Маленькая, но уютная кают-компания эскадренного миноносца «Орфей» внешне не изменилась – тот же стол, те же кресла, тот же выжженный на деревянной доске парусник в штормовом море (творение механика, большого любителя подобной живописи), и тот же фривольный абажур на подволочной лампе, сооружённый из дамских панталон (трофей, добытый минным офицером на поле любовной битвы в те времена, которые ныне казались безмерно далёкими), – но запах встревоженности сочился из переборок и втекал даже через задраенные иллюминаторы. Слишком памятны были всем недавние дни, когда избитых до полусмерти офицеров топили прямо в бухте, когда вице-адмирал Вирен был превращён в кровавый кусок мяса матросскими штыками на Якорной площади Кронштадта, а лейтенант Ливитин спас жизнь минному офицеру «Орфея», вознамерившемуся развернуть торпедный аппарат и всадить три торпеды в линкор «Гангут», первым поднявший красный флаг. Минный офицер исчез неизвестно куда – о нём напоминал лишь экзотический абажур, – а «Гангут», осиное гнездо мятежа, вместе с другими линкорами властно давит тысячами тонн брони серую воду гельсинфоргского рейда и ждёт-размышляет, куда ему метнуть снаряды главного калибра, так и не доставшиеся дредноутам Хохзеефлотте. И офицеры эскадренного миноносца «Орфей», сидевшие в его кают-компании, люди очень разные, но объединённые общностью судьбы, тоже ждали. Чего? Этого с уверенностью не мог сказать никто из них.
– Война закончилась, господа, – продолжал старший лейтенант, уходя от опасной темы. – Подписание мира – вопрос нескольких дней.
– И что дальше, Алексей Васильевич? – задиристо спросил Бобринский, полоснув Ливитина злым взглядом. – Пока шла война, матросиков хоть как-то можно было держать в узде – правда, не всех, на линкорах команды бесились от безделья, – а теперь? Мы с вами и шагу не можем ступить без оглядки на судовой комитет, и это называется военный флот? – он безнадёжно махнул рукой. – Жаль, что господин Ливитин не позволил тогда мичману де Ливрону поломать торпедами этот плавучий шифоньер с клопами, – штурман кивнул в сторону иллюминатора, за стеклом которого виден был тяжёлый силуэт «Гангута», – господин Ливитин у нас не иначе как якобинец…

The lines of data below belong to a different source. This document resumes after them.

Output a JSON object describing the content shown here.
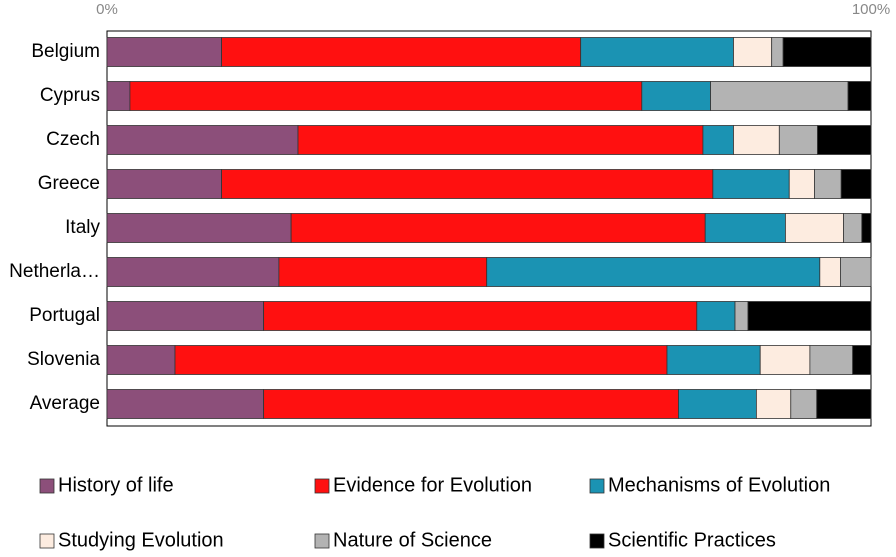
{
  "chart_data": {
    "type": "stacked_barh",
    "categories": [
      "Belgium",
      "Cyprus",
      "Czech",
      "Greece",
      "Italy",
      "Netherla…",
      "Portugal",
      "Slovenia",
      "Average"
    ],
    "series": [
      {
        "name": "History of life",
        "color": "#8c4f7a",
        "values": [
          15,
          3,
          25,
          15,
          24.1,
          22.5,
          20.5,
          8.9,
          20.5
        ]
      },
      {
        "name": "Evidence for Evolution",
        "color": "#ff1010",
        "values": [
          47,
          67,
          53,
          64.3,
          54.2,
          27.2,
          56.7,
          64.4,
          54.3
        ]
      },
      {
        "name": "Mechanisms of Evolution",
        "color": "#1b93b3",
        "values": [
          20,
          9,
          4,
          10,
          10.5,
          43.6,
          5,
          12.2,
          10.2
        ]
      },
      {
        "name": "Studying Evolution",
        "color": "#fdece0",
        "values": [
          5,
          0,
          6,
          3.3,
          7.6,
          2.7,
          0,
          6.5,
          4.5
        ]
      },
      {
        "name": "Nature of Science",
        "color": "#b3b3b3",
        "values": [
          1.5,
          18,
          5,
          3.5,
          2.4,
          4,
          1.7,
          5.6,
          3.4
        ]
      },
      {
        "name": "Scientific Practices",
        "color": "#000000",
        "values": [
          11.5,
          3,
          7,
          3.9,
          1.2,
          0,
          16.1,
          2.4,
          7.1
        ]
      }
    ],
    "xlim": [
      0,
      100
    ],
    "xticks": [
      {
        "value": 0,
        "label": "0%"
      },
      {
        "value": 100,
        "label": "100%"
      }
    ]
  }
}
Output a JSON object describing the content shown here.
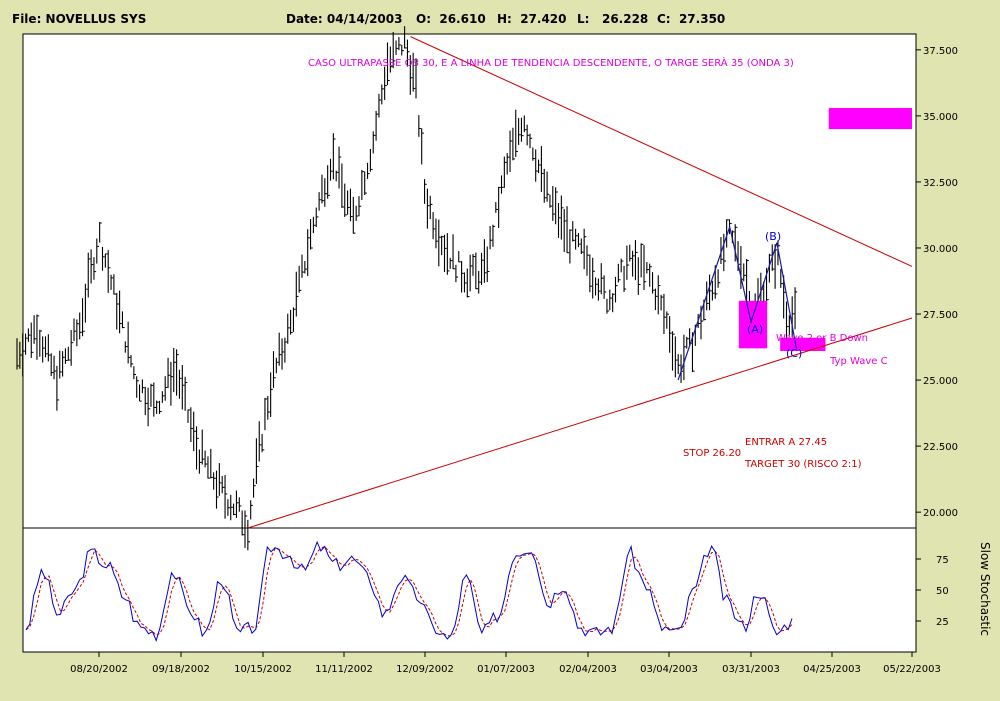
{
  "header": {
    "file": "File: NOVELLUS SYS",
    "date": "Date: 04/14/2003",
    "open": "O:  26.610",
    "high": "H:  27.420",
    "low": "L:   26.228",
    "close": "C:  27.350"
  },
  "chart_data": {
    "type": "bar",
    "title": "",
    "price_axis": {
      "ylim": [
        19.4,
        38.1
      ],
      "ticks": [
        "37.500",
        "35.000",
        "32.500",
        "30.000",
        "27.500",
        "25.000",
        "22.500",
        "20.000"
      ],
      "tick_values": [
        37.5,
        35,
        32.5,
        30,
        27.5,
        25,
        22.5,
        20
      ]
    },
    "date_axis": {
      "ticks": [
        "08/20/2002",
        "09/18/2002",
        "10/15/2002",
        "11/11/2002",
        "12/09/2002",
        "01/07/2003",
        "02/04/2003",
        "03/04/2003",
        "03/31/2003",
        "04/25/2003",
        "05/22/2003"
      ]
    },
    "price_path_keypoints": [
      {
        "date": "07/22/2002",
        "price": 26.0
      },
      {
        "date": "07/29/2002",
        "price": 27.0
      },
      {
        "date": "08/05/2002",
        "price": 25.0
      },
      {
        "date": "08/13/2002",
        "price": 27.0
      },
      {
        "date": "08/20/2002",
        "price": 30.5
      },
      {
        "date": "08/26/2002",
        "price": 28.0
      },
      {
        "date": "09/02/2002",
        "price": 25.0
      },
      {
        "date": "09/09/2002",
        "price": 24.0
      },
      {
        "date": "09/16/2002",
        "price": 25.5
      },
      {
        "date": "09/23/2002",
        "price": 22.5
      },
      {
        "date": "09/30/2002",
        "price": 21.0
      },
      {
        "date": "10/07/2002",
        "price": 20.0
      },
      {
        "date": "10/10/2002",
        "price": 19.5
      },
      {
        "date": "10/14/2002",
        "price": 22.5
      },
      {
        "date": "10/18/2002",
        "price": 25.0
      },
      {
        "date": "10/24/2002",
        "price": 27.0
      },
      {
        "date": "11/01/2002",
        "price": 31.0
      },
      {
        "date": "11/07/2002",
        "price": 33.5
      },
      {
        "date": "11/14/2002",
        "price": 31.0
      },
      {
        "date": "11/21/2002",
        "price": 34.0
      },
      {
        "date": "11/26/2002",
        "price": 37.0
      },
      {
        "date": "12/02/2002",
        "price": 37.8
      },
      {
        "date": "12/06/2002",
        "price": 36.0
      },
      {
        "date": "12/09/2002",
        "price": 32.0
      },
      {
        "date": "12/16/2002",
        "price": 30.0
      },
      {
        "date": "12/23/2002",
        "price": 29.0
      },
      {
        "date": "12/30/2002",
        "price": 29.0
      },
      {
        "date": "01/07/2003",
        "price": 33.0
      },
      {
        "date": "01/13/2003",
        "price": 35.0
      },
      {
        "date": "01/21/2003",
        "price": 32.0
      },
      {
        "date": "01/28/2003",
        "price": 30.5
      },
      {
        "date": "02/04/2003",
        "price": 29.5
      },
      {
        "date": "02/11/2003",
        "price": 28.0
      },
      {
        "date": "02/18/2003",
        "price": 29.5
      },
      {
        "date": "02/25/2003",
        "price": 29.0
      },
      {
        "date": "03/04/2003",
        "price": 27.0
      },
      {
        "date": "03/07/2003",
        "price": 25.5
      },
      {
        "date": "03/12/2003",
        "price": 26.5
      },
      {
        "date": "03/18/2003",
        "price": 28.5
      },
      {
        "date": "03/24/2003",
        "price": 30.5
      },
      {
        "date": "03/28/2003",
        "price": 29.5
      },
      {
        "date": "04/01/2003",
        "price": 27.5
      },
      {
        "date": "04/04/2003",
        "price": 28.5
      },
      {
        "date": "04/08/2003",
        "price": 29.8
      },
      {
        "date": "04/11/2003",
        "price": 27.5
      },
      {
        "date": "04/14/2003",
        "price": 27.35
      }
    ],
    "trendlines": [
      {
        "name": "descending",
        "color": "#cc0000",
        "from": {
          "date": "12/04/2002",
          "price": 38.0
        },
        "to": {
          "date": "05/22/2003",
          "price": 29.3
        }
      },
      {
        "name": "ascending",
        "color": "#cc0000",
        "from": {
          "date": "10/10/2002",
          "price": 19.4
        },
        "to": {
          "date": "05/22/2003",
          "price": 27.35
        }
      }
    ],
    "wave_path": [
      {
        "date": "03/07/2003",
        "price": 25.0
      },
      {
        "date": "03/24/2003",
        "price": 30.8
      },
      {
        "date": "03/31/2003",
        "price": 27.2
      },
      {
        "date": "04/08/2003",
        "price": 30.2
      },
      {
        "date": "04/14/2003",
        "price": 26.2
      }
    ],
    "zones": [
      {
        "color": "#ff00ff",
        "from": {
          "date": "04/24/2003",
          "price": 35.3
        },
        "to": {
          "date": "05/22/2003",
          "price": 34.5
        }
      },
      {
        "color": "#ff00ff",
        "from": {
          "date": "03/27/2003",
          "price": 28.0
        },
        "to": {
          "date": "04/05/2003",
          "price": 26.2
        }
      },
      {
        "color": "#ff00ff",
        "from": {
          "date": "04/09/2003",
          "price": 26.6
        },
        "to": {
          "date": "04/23/2003",
          "price": 26.1
        }
      }
    ],
    "annotations": [
      {
        "text": "CASO ULTRAPASSE OS 30, E A LINHA DE TENDENCIA DESCENDENTE,  O TARGE SERÀ 35 (ONDA 3)",
        "color": "#dd00dd"
      },
      {
        "text": "(A)",
        "color": "#0000cc"
      },
      {
        "text": "(B)",
        "color": "#0000cc"
      },
      {
        "text": "(C)",
        "color": "#0000cc"
      },
      {
        "text": "Wave 2 or B Down",
        "color": "#dd00dd"
      },
      {
        "text": "Typ Wave C",
        "color": "#dd00dd"
      },
      {
        "text": "ENTRAR A 27.45",
        "color": "#cc0000"
      },
      {
        "text": "STOP 26.20",
        "color": "#cc0000"
      },
      {
        "text": "TARGET 30 (RISCO 2:1)",
        "color": "#cc0000"
      }
    ],
    "indicator": {
      "name": "Slow Stochastic",
      "ylim": [
        0,
        100
      ],
      "ticks": [
        "75",
        "50",
        "25"
      ],
      "tick_values": [
        75,
        50,
        25
      ],
      "series": [
        {
          "color": "#0000cc",
          "style": "solid"
        },
        {
          "color": "#cc0000",
          "style": "dashed"
        }
      ],
      "values": [
        20,
        65,
        30,
        50,
        80,
        70,
        45,
        20,
        15,
        65,
        35,
        15,
        60,
        15,
        20,
        85,
        80,
        65,
        85,
        70,
        75,
        60,
        30,
        60,
        45,
        20,
        10,
        60,
        15,
        30,
        80,
        85,
        40,
        55,
        20,
        15,
        20,
        80,
        55,
        20,
        15,
        50,
        85,
        40,
        20,
        50,
        15,
        25
      ]
    }
  }
}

– Набиваетесь на ссору, мичман? – с ледяным спокойствием спросил артиллерист. – Или мечтаете о дуэли?
– Прекратить! – повысил голос старший офицер. – Может, вы ещё вздумаете заколоть друг друга кортиками? Стыдитесь, господа, – вы офицеры российского флота!
– Нет больше этого флота, – мрачно произнёс Бобринский. – И державы, именуемой Российская Империя, тоже нет. Доигрались в либерализм…

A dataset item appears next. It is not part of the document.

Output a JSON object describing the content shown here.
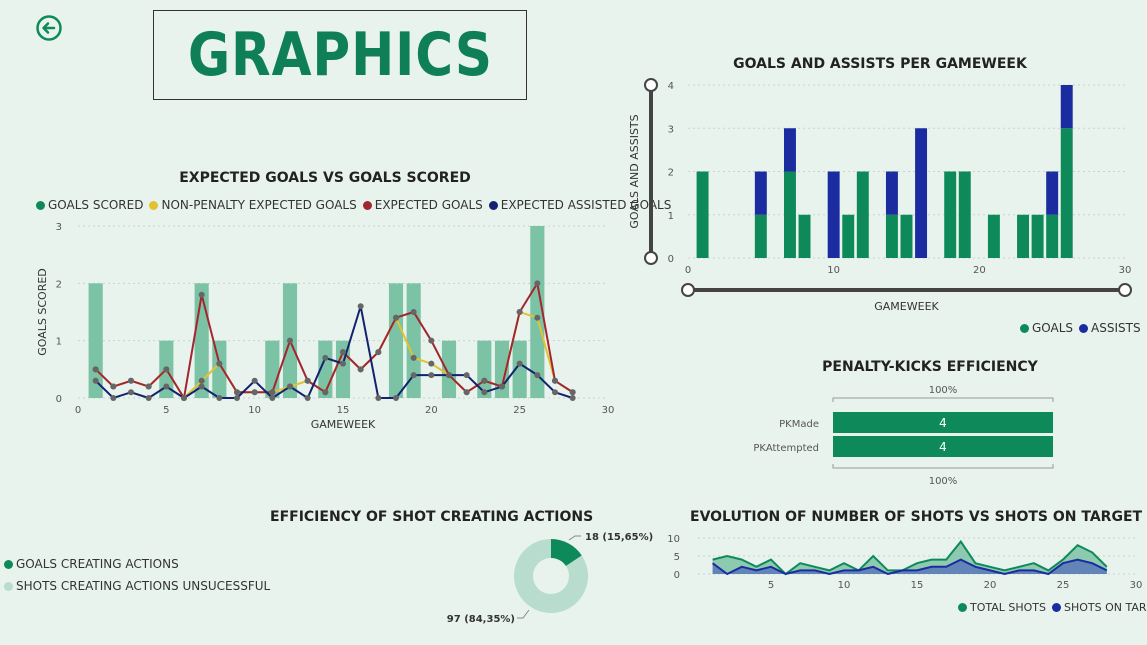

– Вот только не надо заупокойных молитв, – вмешался доселе молчавший механик, – рановато вы хороните Россию, мичман, так я вам скажу.
«Интересно, – подумал лейтенант Ливитин, переводя взгляд с механика на штурмана, – кто из них прав?».
апрель 1917 года
Девятого апреля тысяча девятьсот семнадцатого года от немецкой железнодорожной станции Готтмадинген, расположенной на швейцарской границе, отошёл небольшой поезд, состоявший всего из одного вагона и паровоза. И вагон этот был странным: три из четырёх его дверей были наглухо заперты, а за четвёртой неусыпно наблюдали два молчаливых офицера германского Генерального штаба: капитан фон Планец и лейтенантом фон Буринг. С такими предосторожностями возят опасных преступников, однако пассажиры странного вагона, среди которых были женщины и дети, казались людьми вполне приличными: хорошо одетые и вежливые, они отнюдь не походили на уголовный контингент. На станциях вагон они не покидали – свежие газеты и молоко для детей покупал их представитель Фридрих Платтен, – и вообще вели себя пристойно. Правда, пассажиры иногда пели «Марсельезу» и другие песни из революционного репертуара – это весьма раздражало сопровождающих офицеров, и Платтен (во избежание осложнений) прекратил эти вокальные экзерсисы.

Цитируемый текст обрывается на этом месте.